C.B. « La Camargue a toujours été tributaire pour son irrigation du débit du Rhône. La faiblesse observée de celui-ci favorise la remontée des eaux salines et pose un problème à la riziculture dans les zones les plus en aval. Une des solutions est de trouver des variétés plus résistantes à l’eau salée. Comme on le fait sur les productions pérennes (arboriculture et viticulture), c’est un travail de R&D qu’on anticipe depuis plusieurs années et qui est toujours en cours avec le Centre Français du Riz. Au-delà, Il y a aussi une grande réflexion sur la gestion globale des eaux du Rhône, de manière à ce que tous les usages puissent être mieux satisfaits ».
Que se passe-t-il dans la Crau, elle aussi un territoire fragile… ?
C.B. : « La Crau verte est irriguée par le canal de Craponne, qui emmène les eaux de la Durance, stockées au barrage de Serre-Ponçon. Cette année, à cause de la faiblesse des chutes de neige et du manque de pluie au printemps, le lac de Serre-Ponçon n’a pas reçu les quantités d’eau nécessaires pour satisfaire l’usage maximal de ce pourquoi il a été réalisé. EDF n’a produit que 40% de l’énergie hydraulique qu’elle fournit habituellement. Et en agriculture, 25% d’eau en moins a été distribuée.

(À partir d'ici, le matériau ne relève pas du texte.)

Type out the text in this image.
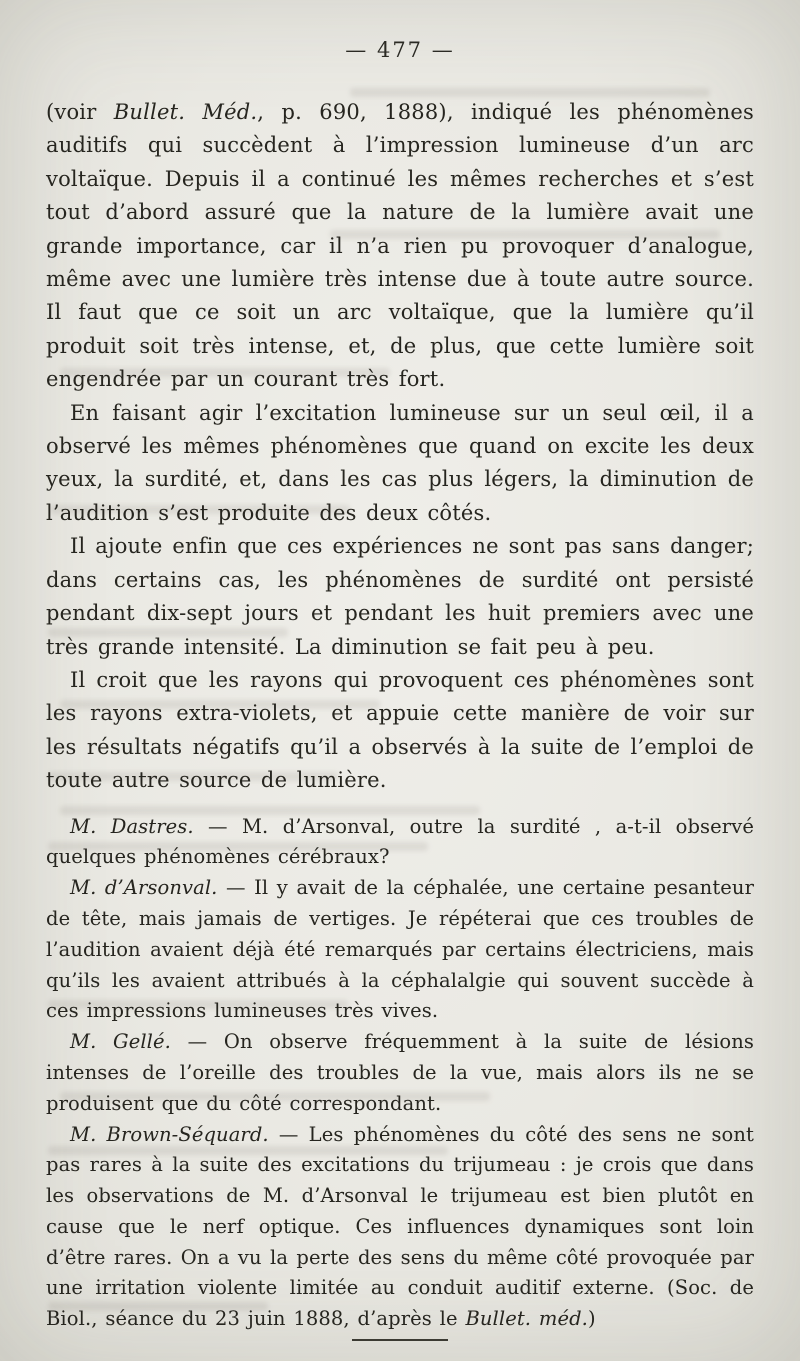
— 477 —

(voir Bullet. Méd., p. 690, 1888), indiqué les phénomènes auditifs qui succèdent à l’impression lumineuse d’un arc voltaïque. Depuis il a continué les mêmes recherches et s’est tout d’abord assuré que la nature de la lumière avait une grande importance, car il n’a rien pu provoquer d’analogue, même avec une lumière très intense due à toute autre source. Il faut que ce soit un arc voltaïque, que la lumière qu’il produit soit très intense, et, de plus, que cette lumière soit engendrée par un courant très fort.

En faisant agir l’excitation lumineuse sur un seul œil, il a observé les mêmes phénomènes que quand on excite les deux yeux, la surdité, et, dans les cas plus légers, la diminution de l’audition s’est produite des deux côtés.

Il ajoute enfin que ces expériences ne sont pas sans danger; dans certains cas, les phénomènes de surdité ont persisté pendant dix-sept jours et pendant les huit premiers avec une très grande intensité. La diminution se fait peu à peu.

Il croit que les rayons qui provoquent ces phénomènes sont les rayons extra-violets, et appuie cette manière de voir sur les résultats négatifs qu’il a observés à la suite de l’emploi de toute autre source de lumière.

M. Dastres. — M. d’Arsonval, outre la surdité , a-t-il observé quelques phénomènes cérébraux?

M. d’Arsonval. — Il y avait de la céphalée, une certaine pesanteur de tête, mais jamais de vertiges. Je répéterai que ces troubles de l’audition avaient déjà été remarqués par certains électriciens, mais qu’ils les avaient attribués à la céphalalgie qui souvent succède à ces impressions lumineuses très vives.

M. Gellé. — On observe fréquemment à la suite de lésions intenses de l’oreille des troubles de la vue, mais alors ils ne se produisent que du côté correspondant.

M. Brown-Séquard. — Les phénomènes du côté des sens ne sont pas rares à la suite des excitations du trijumeau : je crois que dans les observations de M. d’Arsonval le trijumeau est bien plutôt en cause que le nerf optique. Ces influences dynamiques sont loin d’être rares. On a vu la perte des sens du même côté provoquée par une irritation violente limitée au conduit auditif externe. (Soc. de Biol., séance du 23 juin 1888, d’après le Bullet. méd.)
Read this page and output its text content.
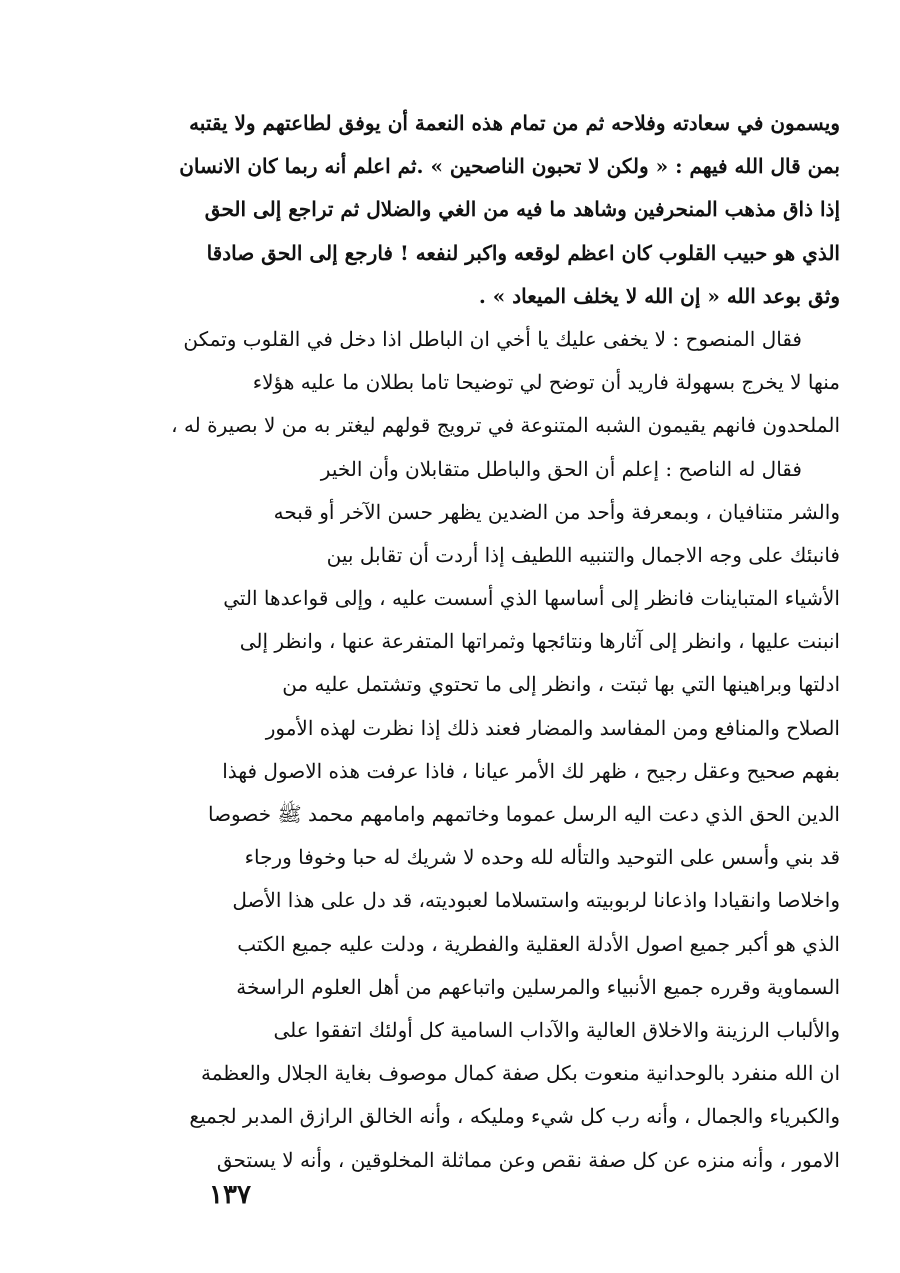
ويسمون في سعادته وفلاحه ثم من تمام هذه النعمة أن يوفق لطاعتهم ولا يقتبه
بمن قال الله فيهم : « ولكن لا تحبون الناصحين » .ثم اعلم أنه ربما كان الانسان
إذا ذاق مذهب المنحرفين وشاهد ما فيه من الغي والضلال ثم تراجع إلى الحق
الذي هو حبيب القلوب كان اعظم لوقعه واكبر لنفعه ! فارجع إلى الحق صادقا
وثق بوعد الله « إن الله لا يخلف الميعاد » .
فقال المنصوح : لا يخفى عليك يا أخي ان الباطل اذا دخل في القلوب وتمكن
منها لا يخرج بسهولة فاريد أن توضح لي توضيحا تاما بطلان ما عليه هؤلاء
الملحدون فانهم يقيمون الشبه المتنوعة في ترويج قولهم ليغتر به من لا بصيرة له ،
فقال له الناصح : إعلم أن الحق والباطل متقابلان وأن الخير
والشر متنافيان ، وبمعرفة وأحد من الضدين يظهر حسن الآخر أو قبحه
فانبئك على وجه الاجمال والتنبيه اللطيف إذا أردت أن تقابل بين
الأشياء المتباينات فانظر إلى أساسها الذي أسست عليه ، وإلى قواعدها التي
انبنت عليها ، وانظر إلى آثارها ونتائجها وثمراتها المتفرعة عنها ، وانظر إلى
ادلتها وبراهينها التي بها ثبتت ، وانظر إلى ما تحتوي وتشتمل عليه من
الصلاح والمنافع ومن المفاسد والمضار فعند ذلك إذا نظرت لهذه الأمور
بفهم صحيح وعقل رجيح ، ظهر لك الأمر عيانا ، فاذا عرفت هذه الاصول فهذا
الدين الحق الذي دعت اليه الرسل عموما وخاتمهم وامامهم محمد ﷺ خصوصا
قد بني وأسس على التوحيد والتأله لله وحده لا شريك له حبا وخوفا ورجاء
واخلاصا وانقيادا واذعانا لربوبيته واستسلاما لعبوديته، قد دل على هذا الأصل
الذي هو أكبر جميع اصول الأدلة العقلية والفطرية ، ودلت عليه جميع الكتب
السماوية وقرره جميع الأنبياء والمرسلين واتباعهم من أهل العلوم الراسخة
والألباب الرزينة والاخلاق العالية والآداب السامية كل أولئك اتفقوا على
ان الله منفرد بالوحدانية منعوت بكل صفة كمال موصوف بغاية الجلال والعظمة
والكبرياء والجمال ، وأنه رب كل شيء ومليكه ، وأنه الخالق الرازق المدبر لجميع
الامور ، وأنه منزه عن كل صفة نقص وعن مماثلة المخلوقين ، وأنه لا يستحق
١٣٧
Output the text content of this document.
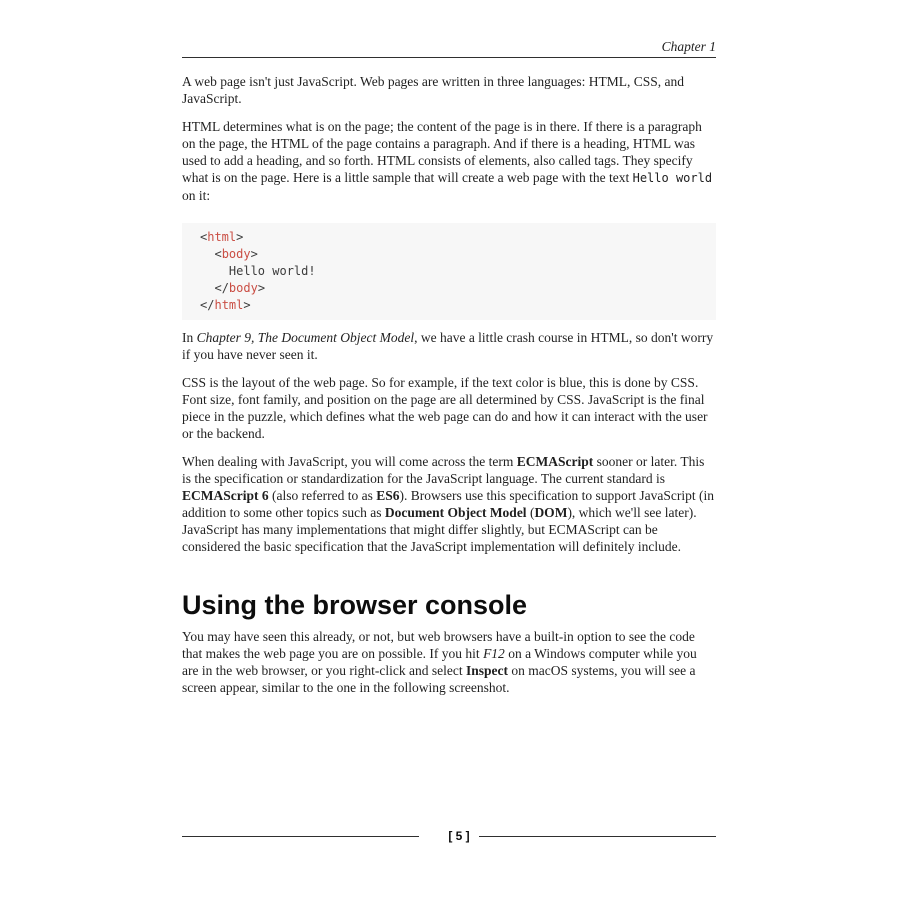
Chapter 1

A web page isn't just JavaScript. Web pages are written in three languages: HTML, CSS, and JavaScript.

HTML determines what is on the page; the content of the page is in there. If there is a paragraph on the page, the HTML of the page contains a paragraph. And if there is a heading, HTML was used to add a heading, and so forth. HTML consists of elements, also called tags. They specify what is on the page. Here is a little sample that will create a web page with the text Hello world on it:

<html>
<body>
Hello world!
</body>
</html>

In Chapter 9, The Document Object Model, we have a little crash course in HTML, so don't worry if you have never seen it.

CSS is the layout of the web page. So for example, if the text color is blue, this is done by CSS. Font size, font family, and position on the page are all determined by CSS. JavaScript is the final piece in the puzzle, which defines what the web page can do and how it can interact with the user or the backend.

When dealing with JavaScript, you will come across the term ECMAScript sooner or later. This is the specification or standardization for the JavaScript language. The current standard is ECMAScript 6 (also referred to as ES6). Browsers use this specification to support JavaScript (in addition to some other topics such as Document Object Model (DOM), which we'll see later). JavaScript has many implementations that might differ slightly, but ECMAScript can be considered the basic specification that the JavaScript implementation will definitely include.

Using the browser console

You may have seen this already, or not, but web browsers have a built-in option to see the code that makes the web page you are on possible. If you hit F12 on a Windows computer while you are in the web browser, or you right-click and select Inspect on macOS systems, you will see a screen appear, similar to the one in the following screenshot.

[ 5 ]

La conséquence est que des centaines d’ha de foin de Crau n’ont pas pu être irrigués et donc ces prairies n’ont pas donné de fourrage. Et pour celles qui l’ont été, l’eau reçue a permis de réaliser trois des quatre coupes de foin annuelles habituellement effectuées. La quatrième sera très dépendante de la pluviométrie de cette automne ».
Le barrage de Serre-Ponçon semble montrer ses limites pour répondre à tous les besoins…
C.B. : « Grâce à cet aménagement et à l’expérience de nos anciens, avec les canaux d’irrigation et une gestion régulée de l’eau, nous avons pu passer l’été, même s’il y a eu un peu de casse. Mais aucun n’habitant n’a manqué d’eau, si l’on excepte les 17 communes en Région Sud PACA qui ont rencontré quelques problèmes d’accès à l’eau potable. Ce problème en Provence est ancien, rappelez-vous Pagnol et le pays d’Aubagne… L’expérience de cet été nous amène à gérer finement l’eau stockée dans le barrage. C’est la grande question qui rassemble tous les usagers tributaires de celui-ci ».
Parlons du maraichage provençal… Résiste-il mieux au réchauffement climatique ?
C.B. : « Les cultures maraichères ne rencontrent pas de réel souci car jusque là, elles ont toujours eu accès à l’eau. C’est vital, car si en été vous n’arrosez pas une seule journée, elles meurent. En revanche, la grande faiblesse des cultures, légumières en particulier, c’est la chaleur. Elle stresse les plantes et stoppe leur croissance. On observe aussi cela en arboriculture pour les pêchers ».
Quelles solutions prônez-vous globalement pour tenter de contrer le phénomène ?
C.B. : « Un important travail est réalisé sur la sélection variétale et végétale, avec de nouvelles espèces plus résistantes au stress hydrique et à a chaleur. Il faut continuer aussi à être vigilant sur l’eau, avec cette gestion plus fine du barrage de Serre-Ponçon. Stopper certaines cultures n’est pas une solution car on ne pourra pas les compenser ailleurs et on sera alors obligés d’importer. Je crois que l’on peut continuer à produire de l’agriculture en Provence en anticipant un peu plus ».
Les eaux pluviales, irrégulières et parfois abondantes dans la région et sa périphérie, notamment lors des épisodes cévenols, sont-elles suffisamment exploitées ?
C.B. : « De petites réserves existent déjà, notamment dans les Alpes-de-Haute-Provence. Mais vous avez raison, il faut que l’on augmente notre capacité de stockage pour mieux utiliser cette eau. En France, l’irrigation liée à la pluviométrie représente seulement 1% du total ! Par ailleurs, la réutilisation des eaux usées issues des stations d’épuration est un vrai sujet. Nous sommes l’un des pays d’Europe qui les utilisons le moins. Plusieurs projets émergent, comme à Cuges-les-Pins, La Bouilladisse et Maussane-les-Alpilles, dans les Bouches-du-Rhône ».